Manual da boa vizinhança
Evite o som alto – O importante é agir com moderação e, principalmente, respeitando a Lei do Silêncio, depois das 22h. Os especialistas alertam que qualquer ruído que ultrapasse o indicador da ABNT (45 decibéis) vai atrapalhar o sossego dos vizinhos. Use também o bom senso no horário de ligar o aspirador, o liquidificador, a máquina de lavar e o secador de cabelo. O mesmo vale para as conversas na janela e na varanda. Latidos também incomodam, a gente sabe. Mas, além do mal-estar, ficar com o seu pet preso o deixa estressado. Saia e caminhe com ele. Ah, é óbvio, mas é bom lembrar, não é tempo para festas.
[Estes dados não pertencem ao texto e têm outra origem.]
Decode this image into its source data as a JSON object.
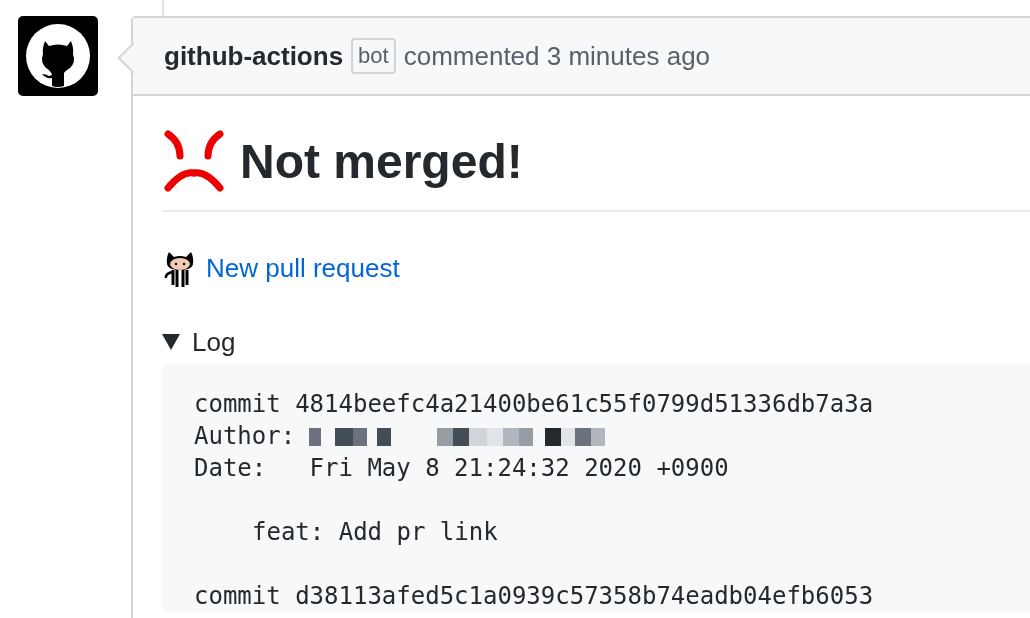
{
  "comment": {
    "author": "github-actions",
    "badge": "bot",
    "action": "commented 3 minutes ago",
    "heading": "Not merged!",
    "link": "New pull request",
    "details": {
      "summary": "Log",
      "expanded": true,
      "lines": [
        {
          "kind": "text",
          "text": "commit 4814beefc4a21400be61c55f0799d51336db7a3a"
        },
        {
          "kind": "redacted",
          "text": "Author:"
        },
        {
          "kind": "text",
          "text": "Date:   Fri May 8 21:24:32 2020 +0900"
        },
        {
          "kind": "blank"
        },
        {
          "kind": "indented",
          "text": "feat: Add pr link"
        },
        {
          "kind": "blank"
        },
        {
          "kind": "text",
          "text": "commit d38113afed5c1a0939c57358b74eadb04efb6053"
        }
      ]
    }
  }
}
Evite pequenas obras ou reformas – Só faça em casos indispensáveis e, claro, sempre respeitando as normas de dias e horários permitidos pelo condomínio. Se não tiver como deixar para depois, avise o síndico antes. Diante da necessidade do isolamento social, não é hora para barulhos de furadeira e martelo.
Atividade física com moderação e sem barulho – Os especialistas recomendam fazer exercícios físicos regularmente, então, não deixe de fazer mesmo em casa, mas cuidado para não correr e pular demais. Use tapetes que possam abafar o som. Combine entre os familiares o melhor horário para a atividade física ou para usar aquele brinquedo que muda de música sem parar.
Cuidado durante o uso das áreas comuns – O uso do playground e da piscina deve ser evitado. Respeite o agendamento e o horário permitido por cada condômino para usar os espaços sem gerar aglomeração e sem atrapalhar os vizinhos que podem estar de home office. E lembre-se: use máscara nas dependências comuns do prédio: elevador, corredores, garagem.
Sapatos no corredor? Não! Busque o seu delivery – Cada família tem tomado seus cuidados de proteção e higiene para a proteção contra o novo coronavírus, mas não vá deixar seus sapatos e roupas no corredor. Respeite os limites do seu apartamento. Se o seu prédio não tem porteiro, além da questão da segurança, busque o seu lanche na portaria. Isso ajuda a evitar maior circulação de pessoas dentro do condomínio, protegendo todos.